Poderão participar os escoceses que forem maiores de 16 anos, incluindo cidadãos da União Europeia, da Commonwealth (comunidade de antigos territórios britânicos) e membros das Forças Armadas no exterior. A Escócia tem uma população de 5,2 milhões de pessoas, sendo Glasgow a cidade mais populosa com 592.820 habitantes, de acordo com dados oficiais divulgados em 2011. Em seguida está Edimburgo, com 486.120; Aberdeen, com 217.120; Dundee, com 144.290; Stirling, com 89.850 e Inverness, com 56.660.


 


Os colégios eleitorais do país estarão abertos até às 21h.
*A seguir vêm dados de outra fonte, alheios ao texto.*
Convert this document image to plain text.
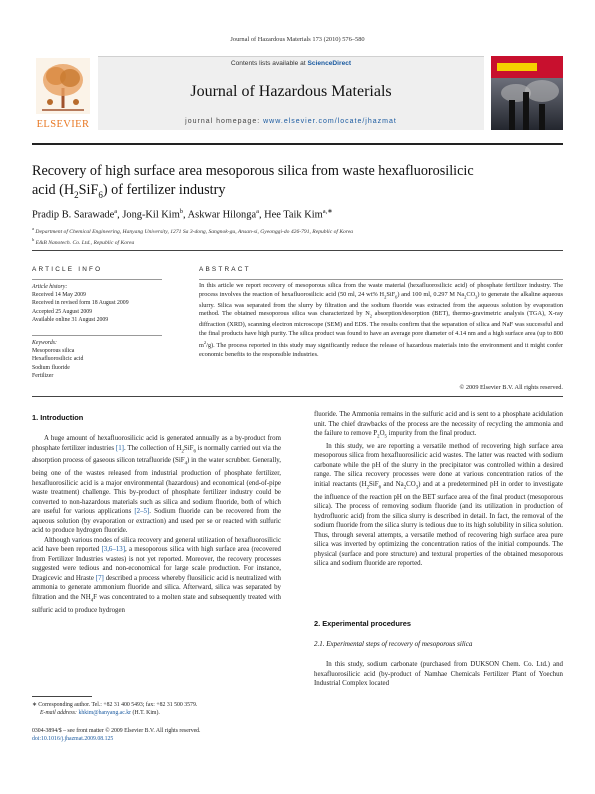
Journal of Hazardous Materials 173 (2010) 576–580
ELSEVIER
Contents lists available at ScienceDirect
Journal of Hazardous Materials
journal homepage: www.elsevier.com/locate/jhazmat
Recovery of high surface area mesoporous silica from waste hexafluorosilicic
acid $(H_2SiF_6)$ of fertilizer industry
Pradip B. Sarawade$^a$, Jong-Kil Kim$^b$, Askwar Hilonga$^a$, Hee Taik Kim$^{a,∗}$
$^a$ Department of Chemical Engineering, Hanyang University, 1271 Sa 3-dong, Sangnok-gu, Ansan-si, Gyeonggi-do 426-791, Republic of Korea
$^b$ E&B Nanotech. Co. Ltd., Republic of Korea
ARTICLE INFO	ABSTRACT
Article history:
Received 14 May 2009
Received in revised form 18 August 2009
Accepted 25 August 2009
Available online 31 August 2009
Keywords:
Mesoporous silica
Hexafluorosilicic acid
Sodium fluoride
Fertilizer
In this article we report recovery of mesoporous silica from the waste material (hexafluorosilicic acid) of phosphate fertilizer industry. The process involves the reaction of hexafluorosilicic acid (50 ml, 24 wt% $H_2SiF_6$) and 100 ml, 0.297 M $Na_2CO_3$) to generate the alkaline aqueous slurry. Silica was separated from the slurry by filtration and the sodium fluoride was extracted from the aqueous solution by evaporation method. The obtained mesoporous silica was characterized by $N_2$ absorption/desorption (BET), thermo-gravimetric analysis (TGA), X-ray diffraction (XRD), scanning electron microscope (SEM) and EDS. The results confirm that the separation of silica and NaF was successful and the final products have high purity. The silica product was found to have an average pore diameter of 4.14 nm and a high surface area (up to 800 $m^2/g$). The process reported in this study may significantly reduce the release of hazardous materials into the environment and it might confer economic benefits to the responsible industries.
© 2009 Elsevier B.V. All rights reserved.
1. Introduction

A huge amount of hexafluorosilicic acid is generated annually as a by-product from phosphate fertilizer industries [1]. The collection of $H_2SiF_6$ is normally carried out via the absorption process of gaseous silicon tetrafluoride (SiF$_4$) in the water scrubber. Generally, being one of the wastes released from industrial production of phosphate fertilizer, hexafluorosilicic acid is a major environmental (hazardous) and economical (end-of-pipe waste treatment) challenge. This by-product of phosphate fertilizer industry could be converted to non-hazardous materials such as silica and sodium fluoride, both of which are useful for various applications [2–5]. Sodium fluoride can be recovered from the aqueous solution (by evaporation or extraction) and used per se or reacted with sulfuric acid to produce hydrogen fluoride.

Although various modes of silica recovery and general utilization of hexafluorosilicic acid have been reported [3,6–13], a mesoporous silica with high surface area (recovered from Fertilizer Industries wastes) is not yet reported. Moreover, the recovery processes suggested were tedious and non-economical for large scale production. For instance, Dragicevic and Hraste [7] described a process whereby fluosilicic acid is neutralized with ammonia to generate ammonium fluoride and silica. Afterward, silica was separated by filtration and the $NH_4F$ was concentrated to a molten state and subsequently treated with sulfuric acid to produce hydrogen

fluoride. The Ammonia remains in the sulfuric acid and is sent to a phosphate acidulation unit. The chief drawbacks of the process are the necessity of recycling the ammonia and the failure to remove $P_2O_5$ impurity from the final product.

In this study, we are reporting a versatile method of recovering high surface area mesoporous silica from hexafluorosilicic acid wastes. The latter was reacted with sodium carbonate while the pH of the slurry in the precipitator was controlled within a desired range. The silica recovery processes were done at various concentration ratios of the initial reactants ($H_2SiF_6$ and $Na_2CO_3$) and at a predetermined pH in order to investigate the influence of the reaction pH on the BET surface area of the final product (mesoporous silica). The process of removing sodium fluoride (and its utilization in production of hydrofluoric acid) from the silica slurry is described in detail. In fact, the removal of the sodium fluoride from the silica slurry is tedious due to its high solubility in silica solution. Thus, through several attempts, a versatile method of recovering high surface area pure silica was inverted by optimizing the concentration ratios of the initial compounds. The physical (surface and pore structure) and textural properties of the obtained mesoporous silica and sodium fluoride are reported.

2. Experimental procedures
2.1. Experimental steps of recovery of mesoporous silica

In this study, sodium carbonate (purchased from DUKSON Chem. Co. Ltd.) and hexafluorosilicic acid (by-product of Namhae Chemicals Fertilizer Plant of Yoechun Industrial Complex located

∗ Corresponding author. Tel.: +82 31 400 5493; fax: +82 31 500 3579.
E-mail address: khkim@hanyang.ac.kr (H.T. Kim).
0304-3894/$ – see front matter © 2009 Elsevier B.V. All rights reserved.
doi:10.1016/j.jhazmat.2009.08.125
A apuração começará logo depois do fechamento das urnas. Cada uma das 32 autoridades locais da Escócia realizará sua própria apuração, e em seguida, enviarão ao Escritório Eleitoral, que espera ter um resultado significativo no começo da sexta-feira.


 


Na votação, os eleitores terão que responder com uma "x" no espaço correspondente ao "sim" ou "não" para a pergunta: "A Escócia deveria ser um país independente?".


 


Entenda o referendo


O referendo foi acordado entre o governo escocês e o governo britânico em 2012, depois que o Partido Nacional Escocês, que lidera a campanha pela independência da nação, ganhou com assombrosa maioria as eleições parlamentares de 2011. Desde então, várias campanhas de ambos os lados foram lançadas sendo as principais a Yes Scotland, lançada em 25 de maio, a favor da independência, e a Better Together, anunciada em 25 de junho, contra a separação.


 


Os defensores da separação dizem não ver propósito na união com a Inglaterra, e que uma Escócia independente, com a abundância de petróleo de que dispõe, proveniente das reservas do Mar do Norte, poderia se tornar um dos países mais ricos do mundo. Depois da consulta à população, se a maioria decidir pela independência da Escócia, ela deve ser declarada em 24 de março de 2016. Antes disso, serão negociados com o governo britânico os termos da separação. A Escócia terá que buscar seu espaço no cenário internacional, junto à União Europeia e à Organização das Nações Unidas.


 


Na economia, há indícios de que grandes companhias, bancos e investidores ameacem deixar o país por conta da instabilidade do processo de separação. O governo escocês diz que quer manter a libra esterlina como moeda corrente, mas há resistência dos três principais partidos políticos do Reino Unido – Conservador, Trabalhista e Liberal Democrata. Outras opções seriam a adoção do euro, que demandaria uma longa negociação com Bruxelas, ou a criação de uma moeda própria, o que, segundo economistas, poderia ser muito oneroso.


 


Na política, a perda da Escócia a oito meses das eleições poderia gerar consequências graves para o primeiro-ministro britânico David Cameron. Cogita-se, inclusive, sua saída do poder. Há possibilidade de que o processo eleitoral, marcado para maio de 2015, seja cancelado. Além disso, o sucesso do pleito escocês poderia gerar novas demandas por separação. (Com Agência Brasil)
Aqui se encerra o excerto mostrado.